Sachverhalt: Die Klägerin und der Kläger sind verheiratet. Die Klägerin war alleinige Gesellschafterin der S GmbH, der Kläger war alleiniger Geschäftsführer dieser Gesellschaft. Zwischen dem Geschäftsführer und der S GmbH wurden verschiedene Darlehensverträge abgeschlossen, die jeweils vom Kläger als Darlehensgeber und als Geschäftsführer der S GmbH unterschrieben wurden. Der Kläger war von den Beschränkungen des § 181 BGB befreit. Die Darlehen wurden mit 7,8 % und 5,646 % verzinst.

Die Beteiligten streiten darüber, ob Zinseinkünfte, die dem Kläger im Streitjahr 2014 zugeflossen sind, im Rahmen der Veranlagung zur Einkommensteuer dem gesonderten Tarif gem. § 32d Abs. 1 EStG unterliegen.

Das (Entscheidung wurde nicht veröffentlicht) stellte fest, dass die S-GmbH Darlehen zu vergleichbaren Konditionen von einem fremden Dritten nicht erhalten hätte. Sie hätte allerdings die Kontokorrentlinie bei ihrer Hausbank zu einem Zinssatz in Höhe von 8 % nutzen können. Das FG sah die Regelung in § 32d Abs. 2 Nr. 1 Buchst. b Satz 2 EStG als nicht erfüllt an. Der Kläger sei keine der Klägerin als Anteilseignerin der S GmbH nahe stehende Person im Sinne der Vorschrift. Das FG gelangte jedoch zu dem Ergebnis, dass der Kläger eine der S GmbH nahe stehende Person i.S. des § 32d Abs. 2 Nr. 1 Buchst. a EStG sei.

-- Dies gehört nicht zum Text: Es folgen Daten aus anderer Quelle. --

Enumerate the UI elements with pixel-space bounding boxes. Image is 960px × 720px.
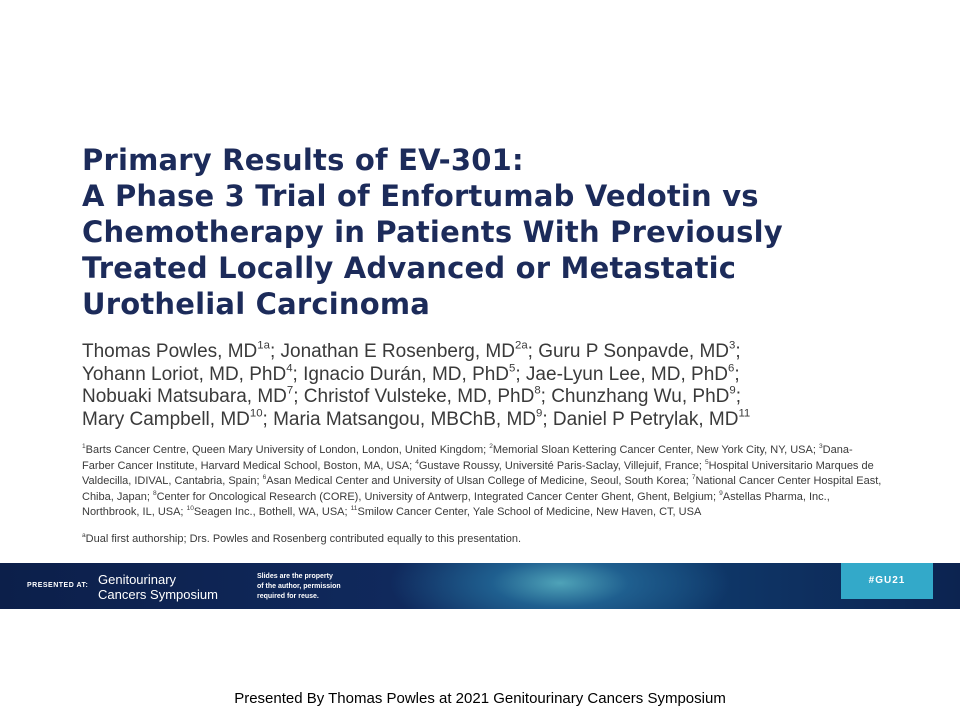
affiliation-number: 6 bbox=[262, 474, 267, 482]
footnote-mark: a bbox=[82, 532, 86, 540]
author-affiliation-mark: 11 bbox=[738, 406, 751, 419]
author-name: ; Maria Matsangou, MBChB, MD bbox=[262, 408, 537, 430]
author-affiliation-mark: 1a bbox=[257, 339, 270, 352]
author-list: Thomas Powles, MD1a; Jonathan E Rosenber… bbox=[82, 339, 902, 432]
author-affiliation-mark: 7 bbox=[286, 384, 294, 397]
author-line: Mary Campbell, MD10; Maria Matsangou, MB… bbox=[82, 406, 902, 432]
affiliation-number: 3 bbox=[818, 443, 823, 451]
reuse-notice: Slides are the property of the author, p… bbox=[257, 572, 341, 602]
title-line: Primary Results of EV-301: bbox=[82, 143, 524, 177]
author-name: ; bbox=[735, 341, 741, 362]
affiliation-text: Barts Cancer Centre, Queen Mary Universi… bbox=[85, 444, 490, 456]
author-name: ; Jae-Lyun Lee, MD, PhD bbox=[515, 363, 728, 385]
affiliations: 1Barts Cancer Centre, Queen Mary Univers… bbox=[82, 443, 882, 521]
presented-at: PRESENTED AT: bbox=[27, 582, 89, 589]
author-name: ; bbox=[734, 363, 740, 385]
affiliation-number: 5 bbox=[704, 458, 709, 466]
footnote: aDual first authorship; Drs. Powles and … bbox=[82, 532, 522, 545]
affiliation-text: Hospital Universitario Marques de Valdec… bbox=[82, 459, 874, 488]
author-name: Yohann Loriot, MD, PhD bbox=[82, 363, 287, 385]
symposium-name: Genitourinary Cancers Symposium bbox=[98, 572, 218, 602]
symposium-line: Genitourinary bbox=[98, 572, 177, 587]
affiliation-number: 1 bbox=[82, 443, 86, 451]
notice-line: Slides are the property bbox=[257, 573, 333, 580]
title-line: Urothelial Carcinoma bbox=[82, 287, 431, 321]
author-line: Thomas Powles, MD1a; Jonathan E Rosenber… bbox=[82, 339, 902, 364]
affiliation-text: Astellas Pharma, Inc., Northbrook, IL, U… bbox=[82, 490, 830, 519]
author-name: ; Guru P Sonpavde, MD bbox=[527, 341, 730, 362]
title-line: A Phase 3 Trial of Enfortumab Vedotin vs bbox=[82, 179, 759, 213]
author-line: Yohann Loriot, MD, PhD4; Ignacio Durán, … bbox=[82, 361, 902, 387]
author-name: Mary Campbell, MD bbox=[82, 408, 250, 430]
affiliation-text: Smilow Cancer Center, Yale School of Med… bbox=[357, 506, 702, 518]
affiliation-number: 9 bbox=[719, 489, 723, 497]
author-affiliation-mark: 4 bbox=[286, 361, 293, 374]
title-line: Chemotherapy in Patients With Previously bbox=[82, 215, 783, 249]
author-affiliation-mark: 5 bbox=[509, 361, 516, 374]
notice-line: required for reuse. bbox=[257, 593, 319, 600]
author-affiliation-mark: 2a bbox=[514, 339, 528, 352]
footnote-text: Dual first authorship; Drs. Powles and R… bbox=[85, 533, 522, 545]
notice-line: of the author, permission bbox=[257, 583, 341, 590]
author-affiliation-mark: 8 bbox=[534, 384, 541, 397]
affiliation-number: 8 bbox=[152, 489, 157, 497]
affiliation-text: Memorial Sloan Kettering Cancer Center, … bbox=[492, 444, 819, 456]
symposium-line: Cancers Symposium bbox=[98, 587, 218, 602]
affiliation-text: Asan Medical Center and University of Ul… bbox=[266, 475, 692, 487]
affiliation-number: 11 bbox=[350, 505, 358, 513]
author-affiliation-mark: 10 bbox=[249, 406, 263, 419]
author-affiliation-mark: 9 bbox=[536, 406, 543, 419]
author-line: Nobuaki Matsubara, MD7; Christof Vulstek… bbox=[82, 384, 902, 409]
author-name: Nobuaki Matsubara, MD bbox=[82, 386, 287, 407]
author-affiliation-mark: 9 bbox=[729, 384, 736, 397]
slide-title: Primary Results of EV-301: A Phase 3 Tria… bbox=[82, 142, 783, 322]
author-name: ; Chunzhang Wu, PhD bbox=[540, 386, 730, 407]
affiliation-number: 7 bbox=[691, 474, 696, 482]
author-affiliation-mark: 6 bbox=[728, 361, 735, 374]
affiliation-text: Gustave Roussy, Université Paris-Saclay,… bbox=[418, 459, 705, 472]
author-name: ; Christof Vulsteke, MD, PhD bbox=[293, 386, 535, 407]
affiliation-text: National Cancer Center Hospital East, Ch… bbox=[82, 475, 882, 503]
affiliation-text: Dana-Farber Cancer Institute, Harvard Me… bbox=[82, 444, 853, 472]
author-name: ; Ignacio Durán, MD, PhD bbox=[292, 363, 510, 385]
affiliation-number: 4 bbox=[415, 458, 419, 466]
author-name: ; Jonathan E Rosenberg, MD bbox=[269, 341, 515, 362]
author-name: Thomas Powles, MD bbox=[82, 341, 258, 362]
author-affiliation-mark: 3 bbox=[729, 339, 736, 352]
affiliation-number: 10 bbox=[186, 505, 194, 513]
author-name: ; bbox=[735, 386, 741, 407]
caption: Presented By Thomas Powles at 2021 Genit… bbox=[234, 690, 726, 707]
affiliation-number: 2 bbox=[489, 443, 493, 451]
affiliation-text: Seagen Inc., Bothell, WA, USA; bbox=[193, 506, 351, 518]
affiliation-text: Center for Oncological Research (CORE), … bbox=[156, 490, 720, 503]
hashtag: #GU21 bbox=[841, 563, 933, 599]
title-line: Treated Locally Advanced or Metastatic bbox=[82, 251, 737, 285]
author-name: ; Daniel P Petrylak, MD bbox=[542, 408, 739, 430]
conference-banner: PRESENTED AT: Genitourinary Cancers Symp… bbox=[0, 563, 960, 609]
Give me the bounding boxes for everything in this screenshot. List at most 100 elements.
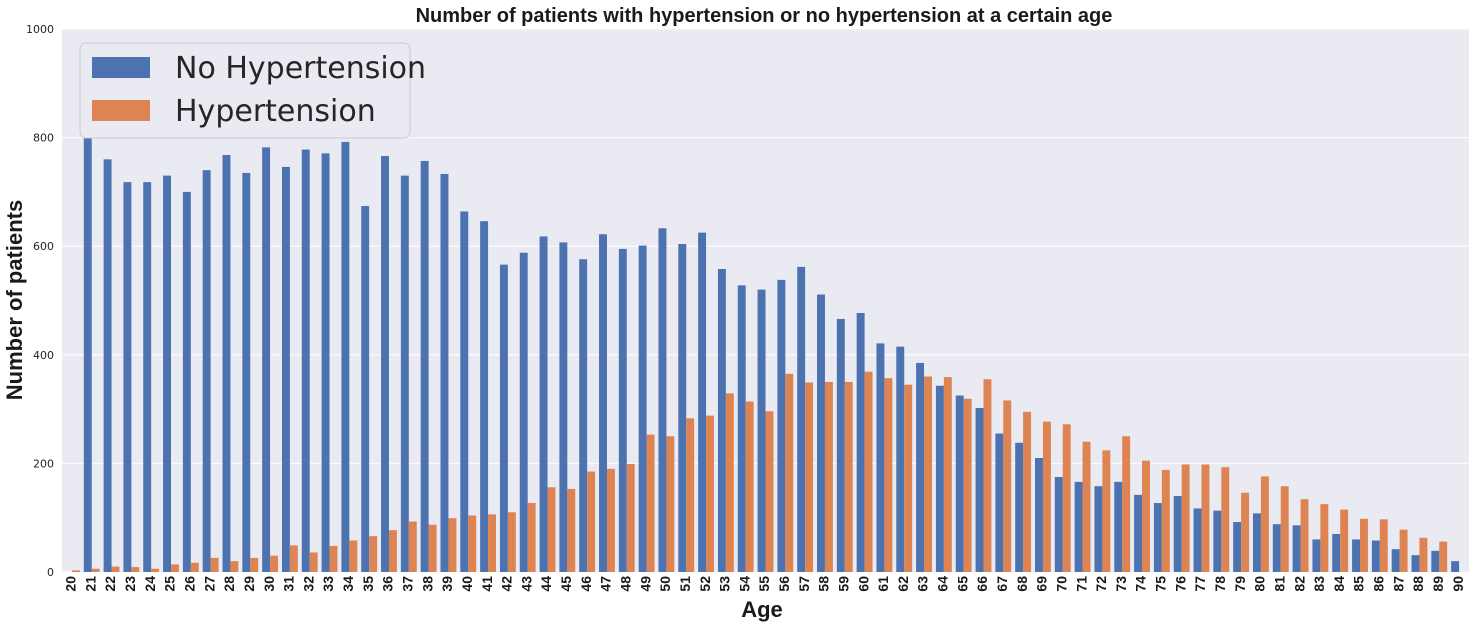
bar-no-hypertension-age-38 [420, 160, 429, 572]
bar-no-hypertension-age-85 [1352, 539, 1361, 572]
bar-no-hypertension-age-28 [222, 154, 231, 573]
bar-hypertension-age-29 [250, 557, 259, 572]
bar-hypertension-age-75 [1161, 469, 1170, 572]
bar-hypertension-age-72 [1102, 450, 1111, 572]
x-tick-label: 64 [935, 576, 951, 592]
bar-hypertension-age-59 [844, 381, 853, 572]
bar-hypertension-age-22 [111, 566, 120, 572]
x-axis-ticks: 20 21 22 23 24 25 26 27 28 29 30 31 32 33 34 35 36 37 38 39… [63, 576, 1466, 592]
bar-no-hypertension-age-78 [1213, 510, 1222, 572]
bar-hypertension-age-61 [884, 378, 893, 572]
x-tick-label: 39 [439, 576, 455, 592]
bar-hypertension-age-57 [805, 382, 814, 572]
bar-no-hypertension-age-37 [400, 175, 409, 573]
bar-no-hypertension-age-72 [1094, 486, 1103, 572]
bar-hypertension-age-43 [527, 503, 536, 572]
bar-hypertension-age-20 [71, 570, 80, 572]
bar-hypertension-age-39 [448, 518, 457, 572]
bar-hypertension-age-46 [587, 471, 596, 572]
x-tick-label: 58 [816, 576, 832, 592]
bar-no-hypertension-age-84 [1332, 533, 1341, 572]
bar-hypertension-age-54 [745, 401, 754, 572]
x-tick-label: 25 [162, 576, 178, 592]
y-tick-label: 800 [33, 132, 54, 145]
bar-hypertension-age-40 [468, 515, 477, 572]
bar-no-hypertension-age-62 [896, 346, 905, 572]
x-tick-label: 73 [1113, 576, 1129, 592]
bar-hypertension-age-80 [1260, 476, 1269, 572]
bar-hypertension-age-56 [785, 373, 794, 572]
x-tick-label: 86 [1371, 576, 1387, 592]
bar-hypertension-age-41 [488, 514, 496, 572]
bar-hypertension-age-30 [270, 555, 279, 572]
bar-no-hypertension-age-46 [579, 259, 588, 572]
bar-no-hypertension-age-49 [638, 245, 647, 572]
bar-hypertension-age-52 [706, 415, 714, 572]
bar-hypertension-age-70 [1062, 424, 1071, 572]
x-tick-label: 44 [538, 576, 554, 592]
bar-no-hypertension-age-41 [480, 221, 489, 572]
bar-hypertension-age-31 [289, 545, 298, 572]
bar-no-hypertension-age-39 [440, 173, 449, 573]
y-axis-label: Number of patients [2, 200, 27, 400]
bar-no-hypertension-age-52 [698, 232, 707, 573]
bar-hypertension-age-34 [349, 540, 358, 572]
bar-hypertension-age-37 [408, 521, 417, 572]
bar-hypertension-age-71 [1082, 441, 1091, 572]
x-tick-label: 48 [617, 576, 633, 592]
x-tick-label: 21 [82, 576, 98, 592]
x-tick-label: 32 [300, 576, 316, 592]
bar-no-hypertension-age-60 [856, 312, 865, 572]
bar-hypertension-age-60 [864, 371, 873, 572]
x-tick-label: 40 [459, 576, 475, 592]
bar-hypertension-age-89 [1439, 541, 1448, 572]
x-tick-label: 56 [776, 576, 792, 592]
bar-hypertension-age-50 [666, 436, 675, 572]
x-tick-label: 24 [142, 576, 158, 592]
bar-no-hypertension-age-50 [658, 228, 667, 572]
x-tick-label: 60 [855, 576, 871, 592]
bar-hypertension-age-47 [606, 468, 615, 572]
bar-no-hypertension-age-33 [321, 153, 330, 572]
bar-no-hypertension-age-31 [281, 166, 290, 573]
x-tick-label: 83 [1311, 576, 1327, 592]
bar-no-hypertension-age-63 [916, 362, 925, 572]
x-tick-label: 88 [1410, 576, 1426, 592]
x-tick-label: 51 [677, 576, 693, 592]
x-tick-label: 22 [102, 576, 118, 592]
bar-no-hypertension-age-44 [539, 236, 548, 572]
bar-hypertension-age-67 [1003, 400, 1012, 572]
bar-hypertension-age-82 [1300, 499, 1309, 572]
x-tick-label: 26 [182, 576, 198, 592]
x-tick-label: 77 [1192, 576, 1208, 592]
bar-hypertension-age-24 [151, 568, 160, 572]
x-tick-label: 66 [974, 576, 990, 592]
x-tick-label: 35 [360, 576, 376, 592]
bar-hypertension-age-38 [428, 524, 437, 572]
bar-no-hypertension-age-79 [1233, 522, 1242, 572]
x-tick-label: 30 [261, 576, 277, 592]
bar-no-hypertension-age-68 [1015, 442, 1024, 572]
bar-no-hypertension-age-70 [1054, 476, 1063, 572]
bar-no-hypertension-age-64 [935, 385, 944, 572]
bar-hypertension-age-35 [369, 536, 378, 572]
bar-no-hypertension-age-24 [143, 182, 152, 572]
bar-no-hypertension-age-48 [618, 248, 627, 573]
bar-hypertension-age-26 [190, 562, 199, 572]
bar-hypertension-age-51 [686, 418, 695, 572]
bar-no-hypertension-age-56 [777, 279, 786, 572]
bar-hypertension-age-69 [1042, 421, 1051, 572]
y-tick-label: 400 [33, 349, 54, 362]
bar-no-hypertension-age-82 [1292, 525, 1301, 572]
legend-label-no-hypertension: No Hypertension [175, 51, 426, 86]
x-tick-label: 34 [340, 576, 356, 592]
x-tick-label: 75 [1153, 576, 1169, 592]
bar-hypertension-age-53 [725, 393, 734, 572]
x-tick-label: 85 [1351, 576, 1367, 592]
bar-no-hypertension-age-22 [103, 159, 112, 572]
x-tick-label: 28 [221, 576, 237, 592]
bar-hypertension-age-25 [170, 564, 179, 572]
bar-hypertension-age-42 [507, 512, 516, 572]
bar-hypertension-age-33 [329, 545, 338, 572]
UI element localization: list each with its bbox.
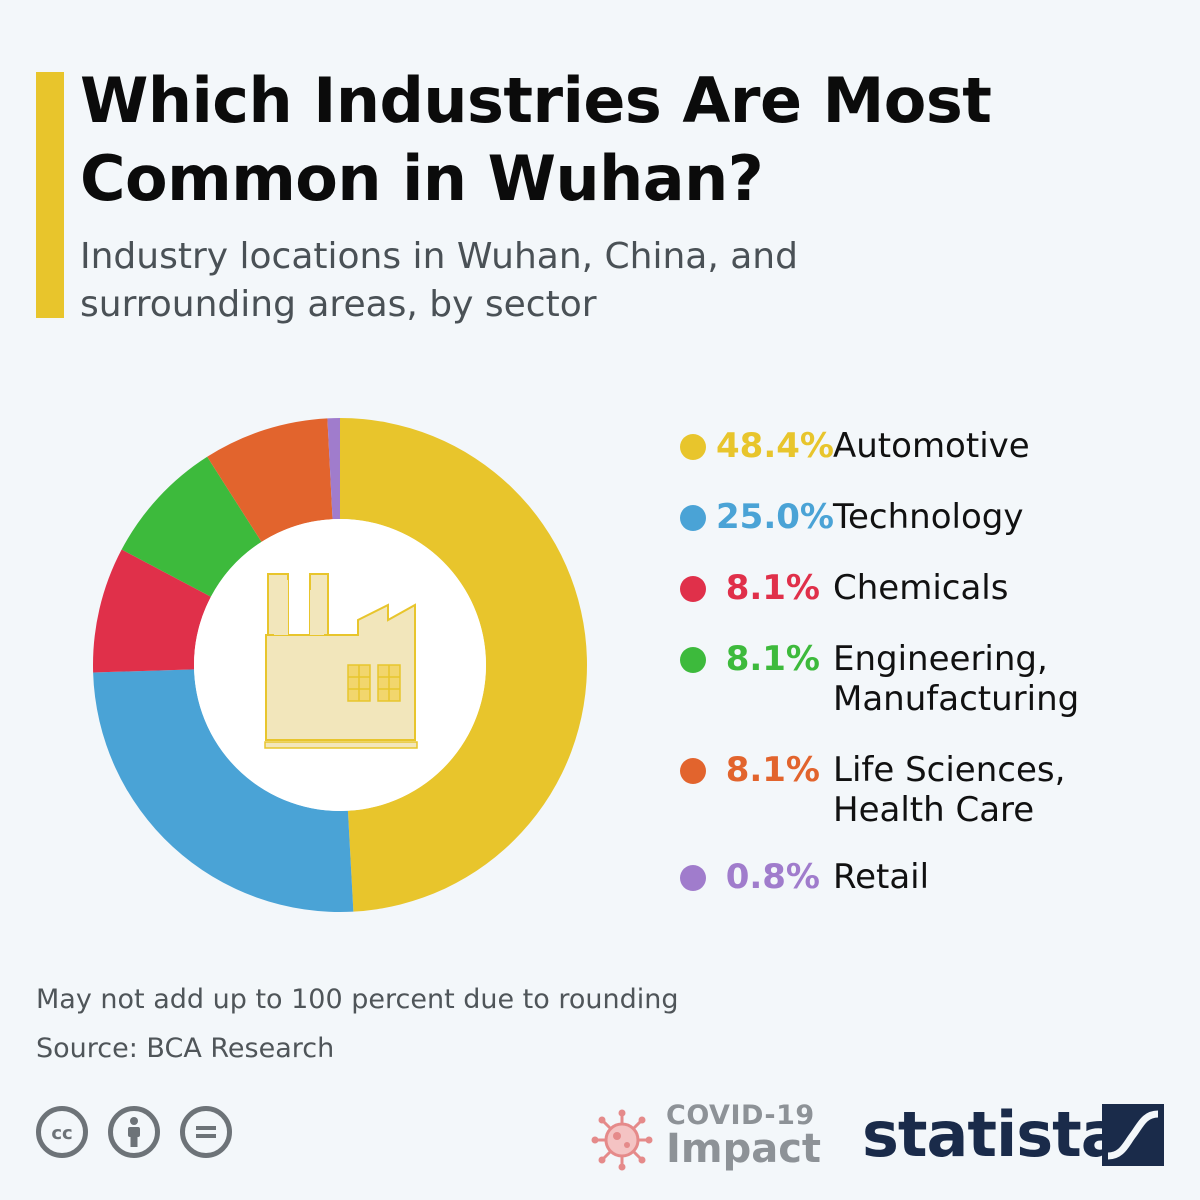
donut-slice-retail (327, 418, 340, 520)
legend-dot (680, 647, 706, 673)
legend-label-line: Engineering, (833, 639, 1048, 679)
page-title: Which Industries Are Most Common in Wuha… (80, 64, 992, 215)
covid-label: COVID-19 (666, 1100, 815, 1131)
legend-label: Automotive (833, 426, 1173, 466)
no-derivatives-icon[interactable] (180, 1106, 232, 1158)
statista-logo-icon (1102, 1104, 1164, 1166)
svg-text:cc: cc (51, 1123, 72, 1144)
donut-slice-technology (93, 669, 354, 912)
legend-item: 8.1% Chemicals (676, 562, 1176, 652)
legend-label: Life Sciences, Health Care (833, 750, 1173, 830)
donut-slice-engineering-manufacturing (121, 456, 262, 597)
legend-item: 0.8% Retail (676, 851, 1176, 941)
legend-label-line: Life Sciences, (833, 750, 1066, 790)
brand-name: statista (862, 1098, 1123, 1171)
legend-label-line: Automotive (833, 426, 1030, 466)
legend-value: 25.0% (716, 497, 834, 537)
creative-commons-icon[interactable]: cc (36, 1106, 88, 1158)
legend-label: Technology (833, 497, 1173, 537)
legend-label-line: Health Care (833, 790, 1035, 830)
legend-item: 25.0% Technology (676, 491, 1176, 581)
virus-icon (591, 1109, 653, 1171)
license-icons: cc (36, 1106, 246, 1166)
footnote: May not add up to 100 percent due to rou… (36, 984, 679, 1015)
legend-item: 8.1% Life Sciences, Health Care (676, 744, 1176, 834)
legend-value: 8.1% (725, 568, 820, 608)
legend-label-line: Chemicals (833, 568, 1009, 608)
legend-label-line: Manufacturing (833, 679, 1080, 719)
legend-dot (680, 758, 706, 784)
accent-bar (36, 72, 64, 318)
donut-slice-life-sciences-health-care (207, 418, 333, 542)
legend-label: Chemicals (833, 568, 1173, 608)
legend-label: Retail (833, 857, 1173, 897)
source-note: Source: BCA Research (36, 1033, 335, 1064)
legend-label-line: Technology (833, 497, 1024, 537)
donut-slice-automotive (340, 418, 587, 912)
legend-value: 8.1% (725, 639, 820, 679)
legend-dot (680, 434, 706, 460)
covid-impact-logo: COVID-19 Impact (590, 1100, 822, 1172)
legend-item: 8.1% Engineering, Manufacturing (676, 633, 1176, 723)
statista-logo[interactable]: statista (862, 1098, 1172, 1171)
legend-dot (680, 576, 706, 602)
impact-label: Impact (666, 1126, 822, 1172)
page-subtitle: Industry locations in Wuhan, China, and … (80, 236, 798, 325)
donut-slice-chemicals (93, 549, 211, 673)
donut-chart (93, 418, 587, 912)
legend-value: 0.8% (725, 857, 820, 897)
legend-value: 48.4% (716, 426, 834, 466)
legend-dot (680, 865, 706, 891)
legend-label-line: Retail (833, 857, 930, 897)
legend-item: 48.4% Automotive (676, 420, 1176, 510)
legend-value: 8.1% (725, 750, 820, 790)
legend-dot (680, 505, 706, 531)
attribution-icon[interactable] (108, 1106, 160, 1158)
factory-icon (264, 573, 418, 749)
legend-label: Engineering, Manufacturing (833, 639, 1173, 719)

Die Revision der Kläger hatte vor dem BFH Erfolg:

  • Das FG ist zutreffend davon ausgegangen, dass die dem Kläger im Streitjahr zugeflossenen Zinsen Kapitalerträge gem. § 20 Abs. 1 Nr. 7 EStG und kein Arbeitslohn sind.

  • In den Zinszahlungen ist auch keine verdeckte Gewinnausschüttung (vGA) der S GmbH an die Klägerin zu sehen. Ein ordentlicher und gewissenhafter Geschäftsführer hätte die mit dem Kläger abgeschlossenen Darlehensverträge unter diesen Umständen auch mit einem Nichtgesellschafter abgeschlossen. Zudem beruhten die Zinszahlungen auf klaren, im Voraus getroffenen, zivilrechtlich wirksamen und tatsächlich durchgeführten Darlehensverträgen der S GmbH mit dem Kläger.

  • Ein Ausschluss der vom Kläger erzielten Zinseinkünfte i.S. des § 20 Abs. 1 Nr. 7 EStG aus dem gesonderten Tarif (§ 32d Abs. 1 EStG) kann im Streitfall weder auf § 32d Abs. 2 Nr. 1 Buchst. b Satz 2 EStG noch - wie vom FG zu Unrecht angenommen - auf § 32d Abs. 2 Nr. 1 Buchst. a EStG gestützt werden.

  • Der Tatbestand des § 32d Abs. 2 Nr. 1 Buchst. b Satz 2 EStG ist ein speziell für Vergütungen, die u.a. von einer Kapitalgesellschaft (hier: der S GmbH) an einen Anteilseigner oder an eine diesem nahe stehende Person gezahlt werden, geschaffener Ausschlusstatbestand. Er ist abschließend. Sind die Voraussetzungen der Regelung nicht erfüllt, kommt ein Rückgriff auf den Ausschlusstatbestand gem. § 32d Abs. 2 Nr. 1 Buchst. a EStG weder für Vergütungen aus einem Darlehen des Anteilseigners noch einer nahe stehenden Person an die Kapitalgesellschaft in Betracht (vgl. Rz. 134, 135; :017).